The project GitHub repository has 4 folders, which are:

.
├── README.md # Readme file
├── aldi/ # ALDI framework folder
├── config/ # YAML configuration files for building models
├── docs/ # Documentation
├── tools/ # Scripts to use ALDI framework, such as training script
├── .gitignore # Files and directories to be ignored by Git
└── pyproject.toml # configuration file

You don’t to install and build Detectron2, the ALDI framework will install it as part of its dependencies.

Tools folder:

It has many scripts, but the most important one is train_net.py. Here, you can either start a new training or run inference/evaluation. The script is Detectron2 train script, where you pass to it YAML config file for the model you want, and the run mode (train or eval), then the code will setup the configuration using Detectron2 base configuration settings and your YAML file. Build model, and run it.

Aldi folder:

.
├── __init__.py
├── align.py
├── aug.py
├── backbone.py
├── checkpoint.py
├── config.py
├── dataloader.py
├── datasets.py
├── distill.py
├── dropin.py
├── ema.py
├── helpers.py
├── model.py
├── pseudolabeler.py
└── trainer.py

Most important files are:

Aug.py:

Python code that utilize Detectron2 augmentation function, to apply weak and strong augmentation in ALDI framework.

Backbone.py:

This code defines custom functions and modifications for a Vision Transformer (ViT) backbone.

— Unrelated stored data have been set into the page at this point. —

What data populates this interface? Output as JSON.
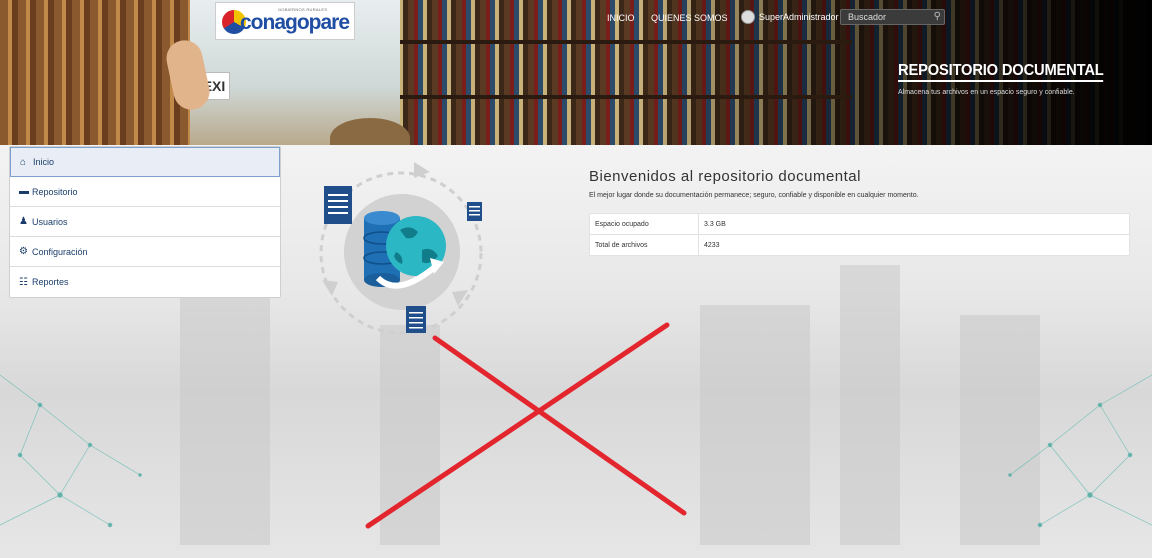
{
  "header": {
    "logo": {
      "small_text": "GOBIERNOS RURALES",
      "name": "conagopare"
    },
    "nav": {
      "inicio": "INICIO",
      "quienes_somos": "QUIENES SOMOS"
    },
    "user": {
      "name": "SuperAdministrador"
    },
    "search": {
      "placeholder": "Buscador",
      "icon": "search-icon"
    },
    "hero": {
      "title": "REPOSITORIO DOCUMENTAL",
      "subtitle": "Almacena tus archivos en un espacio seguro y confiable."
    }
  },
  "sidebar": {
    "items": [
      {
        "label": "Inicio",
        "icon": "home-icon",
        "active": true
      },
      {
        "label": "Repositorio",
        "icon": "folder-icon"
      },
      {
        "label": "Usuarios",
        "icon": "user-icon"
      },
      {
        "label": "Configuración",
        "icon": "gear-icon"
      },
      {
        "label": "Reportes",
        "icon": "clipboard-icon"
      }
    ]
  },
  "main": {
    "title": "Bienvenidos al repositorio documental",
    "subtitle": "El mejor lugar donde su documentación permanece; seguro, confiable y disponible en cualquier momento.",
    "stats": [
      {
        "label": "Espacio ocupado",
        "value": "3.3 GB"
      },
      {
        "label": "Total de archivos",
        "value": "4233"
      }
    ]
  },
  "colors": {
    "menu_text": "#1a3d6b",
    "cross": "#e3262e",
    "illustration_blue": "#1f6fb5",
    "illustration_teal": "#2bb7c4"
  }
}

ALDI by default support Resnet50 w/ FPN from Detectron2, and this code change that to support VitDet-B backbone.

Model.py:

Here, the framework extend the Detectron2 default build model functionality to include AlignMixin(Feature Alignment function), and DistillMixin(self-distilation function), create the model from configuration passed from train_net.py and move the model to either GPU or CPU.

Final Thoughts

ALDI provides a unified framework that integrates Feature Alignment and Self-Distillation. The modular design allows different DAOD techniques to be easily implemented and benchmarked.